White House Claims It Will Reach Obamacare Goal

The Fiscal Times

Nearly a quarter of the 2.2 million Americans who have signed up for Obamacare so far are young people, ages 18-34, the demographic most important to the success of the president’s healthcare law. It’s not clear yet, however, how many have actually paid their premiums.

A new White House report released Monday shows some 489,460 Americans ages 18-34 have signed up for health insurance through the state and federal exchanges since Obamacare's launch on Oct 1. Though White House officials say they are encouraged by the new numbers, they are well below the administration’s goal of enrolling 2.7 million young Americans which are needed to subsidize the cost of older, sicker Americans.

Related: Millennials Give Obamacare a Big Boost in the Polls

Though the White House originally estimated it needs about 7 million people to sign up through the exchanges - 40 percent of whom should be healthy 18-34 year olds—officials still say they are on track to meeting their goal. The White House is expecting people to wait until the end of the open-enrollment period. They point to Massachusetts, where sign-ups among young, healthy people surged right ahead of the deadline.
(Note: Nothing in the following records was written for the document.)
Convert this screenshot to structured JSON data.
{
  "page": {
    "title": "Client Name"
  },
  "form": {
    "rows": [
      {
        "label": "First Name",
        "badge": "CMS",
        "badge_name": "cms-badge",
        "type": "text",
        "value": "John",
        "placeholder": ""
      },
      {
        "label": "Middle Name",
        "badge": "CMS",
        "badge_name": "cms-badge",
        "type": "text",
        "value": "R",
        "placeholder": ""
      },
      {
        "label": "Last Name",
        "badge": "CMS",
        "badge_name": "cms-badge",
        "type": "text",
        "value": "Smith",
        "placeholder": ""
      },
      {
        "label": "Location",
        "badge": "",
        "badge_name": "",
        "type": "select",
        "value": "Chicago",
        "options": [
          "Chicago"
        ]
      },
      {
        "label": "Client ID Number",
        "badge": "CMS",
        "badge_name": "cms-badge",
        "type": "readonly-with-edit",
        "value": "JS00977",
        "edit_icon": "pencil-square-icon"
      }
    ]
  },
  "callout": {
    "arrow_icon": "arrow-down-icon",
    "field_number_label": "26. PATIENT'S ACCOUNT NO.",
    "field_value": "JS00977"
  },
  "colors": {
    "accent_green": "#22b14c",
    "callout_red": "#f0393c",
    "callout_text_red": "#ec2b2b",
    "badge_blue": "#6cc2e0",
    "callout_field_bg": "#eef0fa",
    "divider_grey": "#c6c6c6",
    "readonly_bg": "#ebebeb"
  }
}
“We think more and more young people will sign up as time goes by, just as they did in Massachusetts,” Gary Cohen, director of CMS’s Center for Consumer Information and Oversight, told reporters on Monday. “We are very pleased with the percentage that we have and we expect that to increase.”

Enrollments among young people increased eight-fold in December before the end-of-year deadline, giving White House officials more reason to believe even more people will sign up ahead of the March 31 deadline.

Related: The Many Disrupted Lives Under Obamacare

It’s not just young people who wait until the last minute; Obamacare experienced a surge of enrollments overall in December. Indeed, more than 1 million people signed up through the federal marketplace in December, compared to just 137,000 in October and November combined, according to the report. Likewise, nearly 730,000 people signed up through the state exchanges in December—compared to 227,000 in October and November.

This is the first report the White House has released that breaks down demographic details of who has enrolled, including age, sex - about 54 percent of enrollees are females - and income level. The report also breaks down which plans have been selected - bronze, silver, gold, platinum or catastrophic. The majority, or about 60 percent of people have selected silver plans, considered the standard plan.

This information is important in order to understand and assess the overall performance of the healthcare law so far. What is not included is the number of people who have actually written a check and paid for their plans.

“A lot of attention has been on the mix of individuals to make sure we have a balanced pool,” Michael Hash, director of Health Reform at CMS, told reporters on Monday. “We are confident that we will have an appropriate mix of individuals enrolled in coverage. But we are only halfway through open enrollment period and we expect those numbers to increase.”

Related: The Hidden Impact of Obamacare on the Economy

The Obama administration and advocates of the healthcare law are planning to ramp up their outreach efforts to the younger population as well as others in the next three months.

Aaron Smith, co-founder of Young Invincibles, an advocacy group focused on enrolling young Americans, said his organization was “very excited and encouraged” by the enrollment numbers released Monday and said they will be ramping up their efforts in the coming months to sign up even more young Americans to get closer to their goal.

Smith said he was encouraged by young peoples’ interest in the exchanges, and said that despite the disastrous rollout, people have moved past the website and are more concerned with learning what their options are.

“We’ve moved beyond the website, now people are asking what their options are and how much it will cost,” Smith said. Instead of focusing on the negative media attention, people are talking about the product and sharing their experiences with it, “and that’s what you want to see.”